Domande chiuse filosofia I
1. Pensiero di Duns Scoto
All'interno del pensiero di Duns Scoto, l'articolazione tra filosofia e teologia:
- A. Non è equilibrata: la ragione è estremamente limitata rispetto alla fede, poiché si occupa solo del sensibile e non riesce a giungere agli enti immateriali se non per astrazione, mentre la fede considera il trascendente causa prima di tutti gli enti (materiali e immateriali).
- B. Trova equilibrio in virtù di una preliminare distinzione che Duns Scoto fa per poter accogliere le istanze positive di entrambe che, prese separatamente sarebbero insufficienti.
- C. La teologia è subordinata alla filosofia che può conoscere Dio per astrazione dall'ente che il mondo è specchio del Creatore e l'uomo analogia di materiale, dal momento stesso.
2. Primo Motore Immobile per Aristotele
Per Aristotele il Primo Motore Immobile è:
- A. Atto puro
- B. Pura potenza
- C. Sinolo di materia e forma
3. Termine Archè
Termine Archè e in che senso?
- A. Anassimandro di Mileto, sarebbe stato il primo ad avere introdotto il termine archè conferendo alla parola il significato accolto dalla riflessione filosofica: principio materiale, illimitato, indefinito.
- B. Anassagora, sarebbe stato il primo ad aver introdotto il termine archè conferendo alla parola il significato accolto dalla riflessione filosofica: principio materiale, illimitato, indefinito.
- C. Solo Aristotele introduce il termine Principio, attribuendolo ai filosofi precedenti.
4. Male per S. Agostino
Per S. Agostino dal punto di vista ontologico, il male è:
- A. Il principio che si oppone all'essere e quindi al bene che, dopo la Caduta, rende l'uomo mortale.
- B. Carenza di essere (bene) che pertanto non ha consistenza ontologica.
- C. Una modalità dell'essere, dal momento che questo è costituito dall'alternarsi di bene e male.
5. Anima per Aristotele
Cos'è l'Anima per Aristotele?
- A. L'anima è in potenza ciò che il corpo è in atto.
- B. L'anima è l'atto puro primo di un corpo che ha la vita in potenza.
- C. L'anima cade in corpo che ne è la prigione.
6. Dossografia
Cos'è la Dossografia?
- A. Sono le opinioni che un filosofo si fa dei suoi predecessori a partire dal proprio modello di filosofia.
- B. La tradizione dossografica è rappresentata dalle vite, le opinioni sui grandi autori.
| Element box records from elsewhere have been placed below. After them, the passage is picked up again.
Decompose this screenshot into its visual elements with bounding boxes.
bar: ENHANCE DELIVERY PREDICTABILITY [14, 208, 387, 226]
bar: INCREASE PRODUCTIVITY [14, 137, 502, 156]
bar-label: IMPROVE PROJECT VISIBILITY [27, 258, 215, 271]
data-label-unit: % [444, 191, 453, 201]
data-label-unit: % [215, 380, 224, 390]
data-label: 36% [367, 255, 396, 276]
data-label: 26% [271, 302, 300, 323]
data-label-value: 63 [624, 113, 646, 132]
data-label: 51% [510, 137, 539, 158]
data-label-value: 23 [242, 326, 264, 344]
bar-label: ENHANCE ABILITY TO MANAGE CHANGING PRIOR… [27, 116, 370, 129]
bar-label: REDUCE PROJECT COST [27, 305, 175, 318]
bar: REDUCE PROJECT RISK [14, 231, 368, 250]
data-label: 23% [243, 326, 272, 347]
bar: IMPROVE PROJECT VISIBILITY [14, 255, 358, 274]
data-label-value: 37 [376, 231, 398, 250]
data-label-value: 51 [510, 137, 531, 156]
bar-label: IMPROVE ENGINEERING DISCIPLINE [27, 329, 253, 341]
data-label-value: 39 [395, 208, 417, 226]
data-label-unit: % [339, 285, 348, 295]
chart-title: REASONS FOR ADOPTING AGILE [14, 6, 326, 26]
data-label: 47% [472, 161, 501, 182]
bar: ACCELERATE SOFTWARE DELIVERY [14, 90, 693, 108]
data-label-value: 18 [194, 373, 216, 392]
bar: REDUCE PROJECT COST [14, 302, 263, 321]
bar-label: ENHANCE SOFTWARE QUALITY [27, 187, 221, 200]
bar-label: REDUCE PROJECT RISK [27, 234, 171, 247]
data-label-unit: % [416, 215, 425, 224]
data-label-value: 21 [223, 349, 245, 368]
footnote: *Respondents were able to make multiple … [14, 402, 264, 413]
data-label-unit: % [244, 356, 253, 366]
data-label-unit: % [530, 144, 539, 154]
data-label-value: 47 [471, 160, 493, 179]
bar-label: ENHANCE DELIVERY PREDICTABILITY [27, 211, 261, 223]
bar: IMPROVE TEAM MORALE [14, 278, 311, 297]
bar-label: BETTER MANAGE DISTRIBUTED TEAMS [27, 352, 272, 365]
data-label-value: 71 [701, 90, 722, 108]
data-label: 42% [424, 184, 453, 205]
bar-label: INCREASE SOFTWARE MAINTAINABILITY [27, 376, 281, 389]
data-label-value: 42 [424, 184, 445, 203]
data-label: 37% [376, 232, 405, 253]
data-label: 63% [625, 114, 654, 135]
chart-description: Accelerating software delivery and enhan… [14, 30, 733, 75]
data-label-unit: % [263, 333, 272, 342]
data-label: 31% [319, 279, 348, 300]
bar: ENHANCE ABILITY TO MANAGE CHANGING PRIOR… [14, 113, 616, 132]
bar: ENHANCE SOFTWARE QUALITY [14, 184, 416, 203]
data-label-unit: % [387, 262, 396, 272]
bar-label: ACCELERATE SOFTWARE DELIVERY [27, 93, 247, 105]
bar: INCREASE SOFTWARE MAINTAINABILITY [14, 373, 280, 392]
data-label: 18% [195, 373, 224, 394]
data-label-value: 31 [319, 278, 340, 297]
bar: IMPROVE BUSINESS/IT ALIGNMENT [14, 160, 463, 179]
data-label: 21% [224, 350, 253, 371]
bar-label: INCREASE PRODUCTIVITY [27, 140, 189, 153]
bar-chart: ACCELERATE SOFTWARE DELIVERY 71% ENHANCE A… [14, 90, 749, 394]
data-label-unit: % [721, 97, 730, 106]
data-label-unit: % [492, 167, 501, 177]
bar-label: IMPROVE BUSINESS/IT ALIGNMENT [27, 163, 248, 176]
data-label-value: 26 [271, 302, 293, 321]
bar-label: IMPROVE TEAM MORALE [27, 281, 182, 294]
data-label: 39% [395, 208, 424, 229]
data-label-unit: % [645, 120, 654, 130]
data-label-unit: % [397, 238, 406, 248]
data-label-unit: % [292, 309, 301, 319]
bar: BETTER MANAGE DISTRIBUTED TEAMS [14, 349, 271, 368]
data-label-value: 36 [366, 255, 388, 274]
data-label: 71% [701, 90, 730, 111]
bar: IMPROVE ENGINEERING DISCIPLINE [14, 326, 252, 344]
Una delle più significative opere dossografiche è quella di Aristotele.
- C. La tradizione dossografica è rappresentata dalle vite, le opinioni sui grandi autori. Una delle più significative opere dossografiche è quella di Teofrasto.
7. Verità nelle Lettera VII di Platone
Nella Lettera VII Platone afferma che la verità sulle cose più alte:
- A. "non si può in alcun modo comunicare (...), nasce d’improvviso nell’anima dopo un lungo periodo di discussioni sull’argomento e una vita vissuta in comune"
- B. "non si può in alcun modo comunicare (...), nasce d’improvviso nell’anima attraverso un percorso interno all’anima stessa"
- C. "si deve comunicare a tutti (...), nasce d’improvviso nell’anima dopo un lungo periodo di discussioni sull’argomento e una vita vissuta in comune"
8. Uomo secondo Plotino
Secondo Plotino l'uomo:
- A. Ha un corpo che però segue la caduta dell’anima nella materia, dopo la quale quest'ultima si sdoppia.
- B. Ha un corpo che preesiste all’anima all’interno del quale questa cade restando unita in sé, e riprendendo la definizione platonica, come in un carcere.
- C. Non ha corpo ma solamente l’anima che anela di tornare all’Uno e ad esso si ricongiunge tramite la reminiscenza.
9. Stoicismo e "pronoia"
Lo Stoicismo con il termine "pronoia" traducibile in "provvidenza", indica:
- A. Un finalismo universale immanente; da tale formulazione trae origine quella cristiana.
- B. L’azione di un Dio personale e trascendente nel mondo; da tale formulazione trae origine quella cristiana.
- C. Un finalismo universale immanente che quindi si distingue dalla Provvidenza cristiana riferita ad un Dio personale e trascendente.
10. Origini di Aristotele
Quali sono le origini di Aristotele?
- A. Aristotele era di origine ateniese, sempre vissuto ad Atene.
- B. Aristotele proviene da Siracusa ed era italiano.
- C. Aristotele era di origine macedone.
11. Meister Eckhart e l'immagine di Dio
Secondo Meister Eckhart quale parte dell’uomo consente di definirlo "a immagine e somiglianza di Dio":
- A. L’intelletto
- B. Il corpo
- C. Non una parte ma la totalità del suo essere in quanto spirituale e materiale
12. Idea per Platone
Cos’è l’idea per Platone?
- A. È il prodotto dell’astrazione del nostro intelletto.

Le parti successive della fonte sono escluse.